Şu anda yüzbinlerce genç boş gözlerle ve anlamsız bakışlarla evlerinde oturuyor. Bir saat kadar sonra da uyumaya çalışacaklar. Ama bu büyük baskı sebebiyle ilk bir saat uyumak mümkün olmayacak. Yatakta dönüp dolanırken, bir anda dalacaklar ve yarın sabah 7 gibi uyanacaklar. Çoğunun korktuğu başına gelmeyecek. O sabah eğer uyumak için ekstra bir katkı alınmadıysa genelde dinç uyanılır. Her günkü denemelere gidildiği gibi bir psikoloji kesinlikle olmayacak. Bir kere cevap kağıdının rengi bile zaten turuncudan farklı olacak. Evde eskiden kalma milyon kalem bile olsa, bir gün önceden alınma "brand new" kurşun kalemler olacak. Silgi bile sınav salonunda açılacak. Su ve çikolata ritüelin bir parçası olduğundan, kesinlikle alınacak. Çikolatanın o anda yenmeye başlansa bile zihni açmadaki etkisinin sıfır olduğu, anca geceden yense etkili olmaya başlayacağı, zaten biyoloji dersinden bilinecek.
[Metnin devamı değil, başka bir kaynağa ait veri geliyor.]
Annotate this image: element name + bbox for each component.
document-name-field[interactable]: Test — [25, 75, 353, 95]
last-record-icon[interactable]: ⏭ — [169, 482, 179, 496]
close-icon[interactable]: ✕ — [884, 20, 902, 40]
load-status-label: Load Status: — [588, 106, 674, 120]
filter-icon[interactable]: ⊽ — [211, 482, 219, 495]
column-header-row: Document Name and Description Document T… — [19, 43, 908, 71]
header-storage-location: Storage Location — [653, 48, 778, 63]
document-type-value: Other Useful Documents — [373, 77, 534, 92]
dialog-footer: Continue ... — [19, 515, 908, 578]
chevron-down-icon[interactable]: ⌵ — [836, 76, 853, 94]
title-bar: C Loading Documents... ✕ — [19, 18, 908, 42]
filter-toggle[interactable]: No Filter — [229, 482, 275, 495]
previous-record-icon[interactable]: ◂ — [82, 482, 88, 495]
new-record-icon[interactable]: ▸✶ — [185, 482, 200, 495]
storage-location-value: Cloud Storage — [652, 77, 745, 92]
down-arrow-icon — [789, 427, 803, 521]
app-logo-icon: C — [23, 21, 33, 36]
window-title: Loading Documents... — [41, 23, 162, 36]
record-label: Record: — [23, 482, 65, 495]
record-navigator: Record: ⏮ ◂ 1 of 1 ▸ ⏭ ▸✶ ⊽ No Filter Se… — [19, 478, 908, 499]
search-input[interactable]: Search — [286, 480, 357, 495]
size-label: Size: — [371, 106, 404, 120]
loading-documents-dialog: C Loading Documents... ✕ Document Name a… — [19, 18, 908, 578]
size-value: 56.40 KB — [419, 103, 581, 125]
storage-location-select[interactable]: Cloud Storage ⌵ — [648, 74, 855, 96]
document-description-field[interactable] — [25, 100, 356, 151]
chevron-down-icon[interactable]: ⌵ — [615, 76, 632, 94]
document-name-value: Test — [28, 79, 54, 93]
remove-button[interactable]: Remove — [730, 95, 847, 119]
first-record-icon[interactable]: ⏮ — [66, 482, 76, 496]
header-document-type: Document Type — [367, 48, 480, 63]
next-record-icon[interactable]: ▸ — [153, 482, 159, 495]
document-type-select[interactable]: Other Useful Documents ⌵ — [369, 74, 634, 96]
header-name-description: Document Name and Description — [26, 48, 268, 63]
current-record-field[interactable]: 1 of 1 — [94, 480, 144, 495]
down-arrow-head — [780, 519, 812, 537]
Heyecandan ve sınavda geçilen trans halinden dolayı suya erişim hayal olacak. Anne ve baba dışarda bekliyor olacak. Baba heyacanlı olduğunu çaktırmamak için aldığı gazeteye gömülecek. Anne de bildiği tüm duları okuyacak, hatırı sayılır kısmı Yasin okuyacak. En ufak gürültü çıkaranlara öğrenci velilerinn tepkisi sert olacak. Sınav başlayacak. En başarılı kısımlardan başlanacak. Ama ilk beş dakika heyecandan sorular tamamen bilinçdışı yapılacak. Sonra bu sorular sanıldığı gibi uzaydan gelmemiş denilecek. Matematik zor olacak, pi'yi 3 alan sıçacak, Türkçe'de de çeldiriciler olacak. Fizikte işlem olacak, tarih zaten bi alem olacak. Kesinlikle 4 yanlış insanüstü çabalarınızla bulduğunuz bir doğruyu götürecek (sadece bu sınavda olur o). Kontrolü bırak, çoğunluk tüm soruları bile yetiştiremeyecek. Hiçkimse kapasitesinin yüzde yüzünü kullanamayacak. Sınav bitecek, evet o da bitecek. Cevap kağıtları ve kitapçıkları toplayan gözetmen sanki iğne vurulmaya gelmişiz gibi "herkese geçmiş olsun" diyecek. Kimi hayalkırıklığıyla kimi mutlulukla gözlerindeki kaygıyı yapay tebessümle kapatmaya çalışan ana babaların yanına gidecek. En koyanı da genelde bu olacak: Umutlara karşılık verildi mi verilmedi mi?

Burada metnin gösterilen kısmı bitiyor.